Dimitrios
Skrepetos,
PhD
candidate
David
R.
Cheriton
School
of
Computer
Science
We give the first near-linear-time (1+epsilon)-approximation algorithm for the diameter of a weighted unit-disk graph of n vertices, running in O(nlog^2 n) time for any constant epsilon>0, considerably improving the near-O(n^{3/2})-time algorithm of Gao and Zhang [STOC 2003]. We can also construct a (1+epsilon)-approximate distance oracle for weighted unit-disk graphs with O(1) query time, with a similar improvement in the preprocessing time, from near O(n^{3/2}) to O(n\log^3 n). We obtain similar new results for a number of other related problems in the weighted unit-disk graph metric, such as the radius and bichromatic closest pair.

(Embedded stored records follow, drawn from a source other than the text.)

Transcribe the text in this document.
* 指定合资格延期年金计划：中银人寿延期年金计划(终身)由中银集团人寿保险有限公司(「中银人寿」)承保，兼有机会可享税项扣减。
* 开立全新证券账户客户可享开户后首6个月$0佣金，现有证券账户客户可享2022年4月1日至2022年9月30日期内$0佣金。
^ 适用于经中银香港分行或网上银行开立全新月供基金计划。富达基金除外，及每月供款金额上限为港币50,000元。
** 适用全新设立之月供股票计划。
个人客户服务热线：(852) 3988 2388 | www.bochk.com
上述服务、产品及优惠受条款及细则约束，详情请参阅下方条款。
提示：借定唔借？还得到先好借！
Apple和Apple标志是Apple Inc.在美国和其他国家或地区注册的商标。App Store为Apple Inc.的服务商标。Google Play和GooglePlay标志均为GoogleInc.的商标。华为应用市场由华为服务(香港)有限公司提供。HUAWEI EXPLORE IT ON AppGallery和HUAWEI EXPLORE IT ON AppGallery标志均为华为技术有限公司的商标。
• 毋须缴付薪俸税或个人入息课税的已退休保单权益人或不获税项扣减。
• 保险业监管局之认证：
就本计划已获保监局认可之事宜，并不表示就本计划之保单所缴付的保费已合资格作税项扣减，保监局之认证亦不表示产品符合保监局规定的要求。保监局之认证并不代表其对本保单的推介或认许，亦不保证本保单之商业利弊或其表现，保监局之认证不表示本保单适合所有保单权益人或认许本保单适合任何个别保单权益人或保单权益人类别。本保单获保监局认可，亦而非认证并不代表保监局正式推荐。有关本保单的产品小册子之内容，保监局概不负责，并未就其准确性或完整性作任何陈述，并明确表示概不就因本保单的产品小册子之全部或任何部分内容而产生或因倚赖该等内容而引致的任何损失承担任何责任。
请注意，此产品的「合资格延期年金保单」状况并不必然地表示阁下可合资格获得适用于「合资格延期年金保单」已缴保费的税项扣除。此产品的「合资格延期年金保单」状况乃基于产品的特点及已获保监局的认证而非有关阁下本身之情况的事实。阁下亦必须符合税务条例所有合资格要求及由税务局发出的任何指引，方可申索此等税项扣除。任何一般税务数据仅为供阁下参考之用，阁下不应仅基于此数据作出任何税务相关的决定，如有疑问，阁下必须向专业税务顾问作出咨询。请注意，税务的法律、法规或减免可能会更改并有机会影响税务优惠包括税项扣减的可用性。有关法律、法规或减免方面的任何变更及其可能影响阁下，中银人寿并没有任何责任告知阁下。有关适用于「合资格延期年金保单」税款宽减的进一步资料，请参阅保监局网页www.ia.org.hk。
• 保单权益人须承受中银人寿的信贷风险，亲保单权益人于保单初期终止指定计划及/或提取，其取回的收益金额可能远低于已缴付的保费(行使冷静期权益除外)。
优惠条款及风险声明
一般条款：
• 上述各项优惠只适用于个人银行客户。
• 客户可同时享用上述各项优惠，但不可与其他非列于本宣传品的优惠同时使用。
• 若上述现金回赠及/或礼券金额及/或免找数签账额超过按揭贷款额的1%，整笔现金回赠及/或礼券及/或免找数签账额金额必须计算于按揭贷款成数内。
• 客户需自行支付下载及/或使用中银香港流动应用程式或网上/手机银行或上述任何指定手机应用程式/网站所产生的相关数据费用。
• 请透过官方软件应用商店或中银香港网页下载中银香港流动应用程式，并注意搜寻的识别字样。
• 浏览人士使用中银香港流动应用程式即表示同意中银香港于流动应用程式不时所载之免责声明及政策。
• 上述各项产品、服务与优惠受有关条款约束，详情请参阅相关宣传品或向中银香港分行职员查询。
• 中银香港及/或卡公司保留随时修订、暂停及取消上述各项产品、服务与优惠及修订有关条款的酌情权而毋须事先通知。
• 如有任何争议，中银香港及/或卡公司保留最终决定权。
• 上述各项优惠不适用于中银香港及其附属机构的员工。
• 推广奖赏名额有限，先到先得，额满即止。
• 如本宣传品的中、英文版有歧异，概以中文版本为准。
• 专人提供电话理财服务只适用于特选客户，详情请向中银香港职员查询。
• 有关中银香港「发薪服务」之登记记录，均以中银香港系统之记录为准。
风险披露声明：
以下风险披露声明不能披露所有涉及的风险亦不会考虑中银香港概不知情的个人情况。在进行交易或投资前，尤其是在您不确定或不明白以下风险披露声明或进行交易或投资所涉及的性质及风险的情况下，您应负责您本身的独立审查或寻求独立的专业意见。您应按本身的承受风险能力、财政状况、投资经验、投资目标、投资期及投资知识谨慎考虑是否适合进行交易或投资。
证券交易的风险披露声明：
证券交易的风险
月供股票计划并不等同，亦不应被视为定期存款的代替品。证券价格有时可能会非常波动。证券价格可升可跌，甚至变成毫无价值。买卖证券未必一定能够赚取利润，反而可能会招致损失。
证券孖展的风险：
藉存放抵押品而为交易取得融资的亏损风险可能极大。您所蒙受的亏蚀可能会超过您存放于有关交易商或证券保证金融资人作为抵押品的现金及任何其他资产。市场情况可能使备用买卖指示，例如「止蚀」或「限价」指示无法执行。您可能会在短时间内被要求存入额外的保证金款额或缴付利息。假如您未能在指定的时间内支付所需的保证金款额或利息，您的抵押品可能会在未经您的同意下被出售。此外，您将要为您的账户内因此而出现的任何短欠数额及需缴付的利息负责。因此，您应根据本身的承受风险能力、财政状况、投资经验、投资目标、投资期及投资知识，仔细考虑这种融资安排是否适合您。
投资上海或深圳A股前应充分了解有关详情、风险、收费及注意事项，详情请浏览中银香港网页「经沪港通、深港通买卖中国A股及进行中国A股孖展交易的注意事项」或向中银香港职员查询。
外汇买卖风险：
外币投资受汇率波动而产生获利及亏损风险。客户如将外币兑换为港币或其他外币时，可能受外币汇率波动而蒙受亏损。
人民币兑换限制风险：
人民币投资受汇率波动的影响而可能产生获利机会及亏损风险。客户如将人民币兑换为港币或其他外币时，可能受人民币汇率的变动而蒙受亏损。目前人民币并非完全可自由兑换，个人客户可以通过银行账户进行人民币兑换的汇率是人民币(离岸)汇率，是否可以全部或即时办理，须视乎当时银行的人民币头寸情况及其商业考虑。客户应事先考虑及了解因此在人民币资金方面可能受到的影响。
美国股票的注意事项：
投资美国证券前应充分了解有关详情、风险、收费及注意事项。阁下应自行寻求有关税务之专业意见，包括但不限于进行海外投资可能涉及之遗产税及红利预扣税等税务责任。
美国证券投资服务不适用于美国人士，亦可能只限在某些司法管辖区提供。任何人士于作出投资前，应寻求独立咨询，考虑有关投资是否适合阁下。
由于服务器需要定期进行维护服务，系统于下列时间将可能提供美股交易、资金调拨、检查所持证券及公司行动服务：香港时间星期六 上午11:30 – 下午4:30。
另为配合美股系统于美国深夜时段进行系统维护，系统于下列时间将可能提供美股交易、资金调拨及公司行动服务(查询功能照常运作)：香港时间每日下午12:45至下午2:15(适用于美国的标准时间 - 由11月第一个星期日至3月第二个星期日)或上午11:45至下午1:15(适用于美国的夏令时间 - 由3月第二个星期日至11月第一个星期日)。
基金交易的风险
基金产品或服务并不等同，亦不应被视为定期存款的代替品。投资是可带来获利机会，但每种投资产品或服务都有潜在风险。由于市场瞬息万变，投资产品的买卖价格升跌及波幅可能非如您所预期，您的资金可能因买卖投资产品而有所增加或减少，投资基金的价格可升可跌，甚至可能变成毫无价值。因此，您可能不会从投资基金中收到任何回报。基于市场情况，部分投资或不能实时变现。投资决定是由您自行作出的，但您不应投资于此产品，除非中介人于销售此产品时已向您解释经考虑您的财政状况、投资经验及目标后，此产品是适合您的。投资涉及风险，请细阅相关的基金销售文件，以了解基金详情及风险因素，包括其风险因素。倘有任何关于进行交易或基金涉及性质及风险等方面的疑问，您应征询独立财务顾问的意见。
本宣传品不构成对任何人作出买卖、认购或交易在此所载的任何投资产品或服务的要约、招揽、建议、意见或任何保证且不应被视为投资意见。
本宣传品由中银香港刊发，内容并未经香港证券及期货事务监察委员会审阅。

As a further application, we use our new distance oracle, along with additional ideas, to solve the (1+epsilon)-approximate all-pairs bounded-leg shortest paths problem for a set of n planar points, with near O(n^{2.579}) preprocessing time, O(n^2\log n) space, and O(\log{\log n}) query time, improving the near-cubic preprocessing bound by Roditty and Segal [SODA 2007].
It is a joint work with my supervisor Timothy M. Chan, and it will be presented in SoCG 2018.